After playing cat-and-mouse for days, Mayor Rahm Emanuel’s administration came clean Thursday: Chicago wants to raise the monthly fee tacked on to hardline telephone and cell phone bills by 56 percent — to $3.90.
Instead of simply asking the General Assembly to renew a $2.50-a-month surcharge due to expire July 1, cash-strapped Chicago is seizing the opportunity to get more money — by asking state lawmakers to raise the cap to “the highest monthly wireline surcharge imposed by any county or municipality” in Illinois.
The highest monthly telephone tax around the state is the $3.90 imposed in Putnam County. Under the bill Emanuel is hoping to push through in the waning days of the Legislature’s spring session, Chicago would be empowered to match that $3.90 — and go higher if any other city or town goes first.
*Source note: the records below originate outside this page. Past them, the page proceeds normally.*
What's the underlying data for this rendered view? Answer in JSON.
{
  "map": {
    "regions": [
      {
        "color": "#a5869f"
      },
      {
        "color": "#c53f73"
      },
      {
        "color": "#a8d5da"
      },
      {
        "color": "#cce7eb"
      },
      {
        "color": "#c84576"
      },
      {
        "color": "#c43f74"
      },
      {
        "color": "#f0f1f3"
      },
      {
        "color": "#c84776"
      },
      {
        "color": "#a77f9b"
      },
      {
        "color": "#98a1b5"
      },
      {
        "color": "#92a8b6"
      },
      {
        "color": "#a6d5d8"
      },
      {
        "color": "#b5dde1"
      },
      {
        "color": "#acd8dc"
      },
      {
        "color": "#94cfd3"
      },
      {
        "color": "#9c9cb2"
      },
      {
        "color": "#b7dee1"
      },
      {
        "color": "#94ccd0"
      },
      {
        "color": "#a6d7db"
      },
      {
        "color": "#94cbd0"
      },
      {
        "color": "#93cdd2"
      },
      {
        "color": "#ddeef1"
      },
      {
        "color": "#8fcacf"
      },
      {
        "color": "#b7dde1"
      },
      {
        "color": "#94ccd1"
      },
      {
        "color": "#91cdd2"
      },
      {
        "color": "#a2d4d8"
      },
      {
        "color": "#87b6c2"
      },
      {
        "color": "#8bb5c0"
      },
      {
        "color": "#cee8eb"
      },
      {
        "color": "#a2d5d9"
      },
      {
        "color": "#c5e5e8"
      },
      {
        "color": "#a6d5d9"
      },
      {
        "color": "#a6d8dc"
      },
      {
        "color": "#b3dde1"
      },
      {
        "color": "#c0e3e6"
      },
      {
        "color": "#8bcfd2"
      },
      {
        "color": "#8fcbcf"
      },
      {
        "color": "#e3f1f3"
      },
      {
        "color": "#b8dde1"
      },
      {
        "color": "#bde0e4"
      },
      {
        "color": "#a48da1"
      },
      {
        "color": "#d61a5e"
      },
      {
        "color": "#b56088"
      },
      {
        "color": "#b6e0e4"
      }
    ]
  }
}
The new and higher tax would apply to both cell phone bills and wireline phones, according to a summary sheet of the legislation distributed by City Hall. The bill would also empower the city raise the fee imposed on prepaid cell phones from the current “seven percent of the transaction amount” to nine percent.
Last week, Budget and Management spokeswoman Kelley Quinn, Emanuel’s newly-appointed communications chief, would only say that City Hall was “working with the General Assembly on an extension bill.” She refused to say whether city was seeking an increase.
On Thursday, Quinn gave the Chicago Sun-Times the summary sheet that outlines the proposed, 56 percent increase. It does not say how much money Chicago hopes to raise from the increase or what the money would be used for.
Last year, the city collected $90 million from the surcharge on all three types of phones. At that rate, a 56 percent increase would generate an additional $50.4 million.
“The city is supporting this legislation that will reauthorize the imposition of the current fee that is placed on wireless and landline telephones. As part of this legislation the city is seeking the ability under its home rule authority to change the rate of the fee, and the fee would be capped so that it will not exceed the next highest fee in the state,” Quinn wrote in an e-mailed statement.
Aldermen have been searching everywhere for alternatives to Emanuel’s plan to raise property taxes by $250 million over five years to save the Municipal Employees and Laborers pension funds. State law also requires the city to come up with an additional $600 million next year to shore up police and fire pension funds in even worse shape than the other two.
Chicagoans have been paying the telephone tax since 1990, when then-Mayor Richard M. Daley imposed a $1.25-a-month tax to bankroll a new 911 emergency center.
Cost overruns on the $217 million project ultimately forced Daley to use general obligation bonds backed by property taxes to help finance the project that won’t be retired until the year 2023. That’s because the telephone surcharge, originally billed as the primary funding source, fell short of revenues needed to retire the bonds in 1999.
The telephone tax applied only to land lines until 1997, when it was extended to cellular phone service to take advantage of an exploding market.
Eleven years later, the telephone tax was doubled — to $2.50-a-month — to raise an additional $48 million.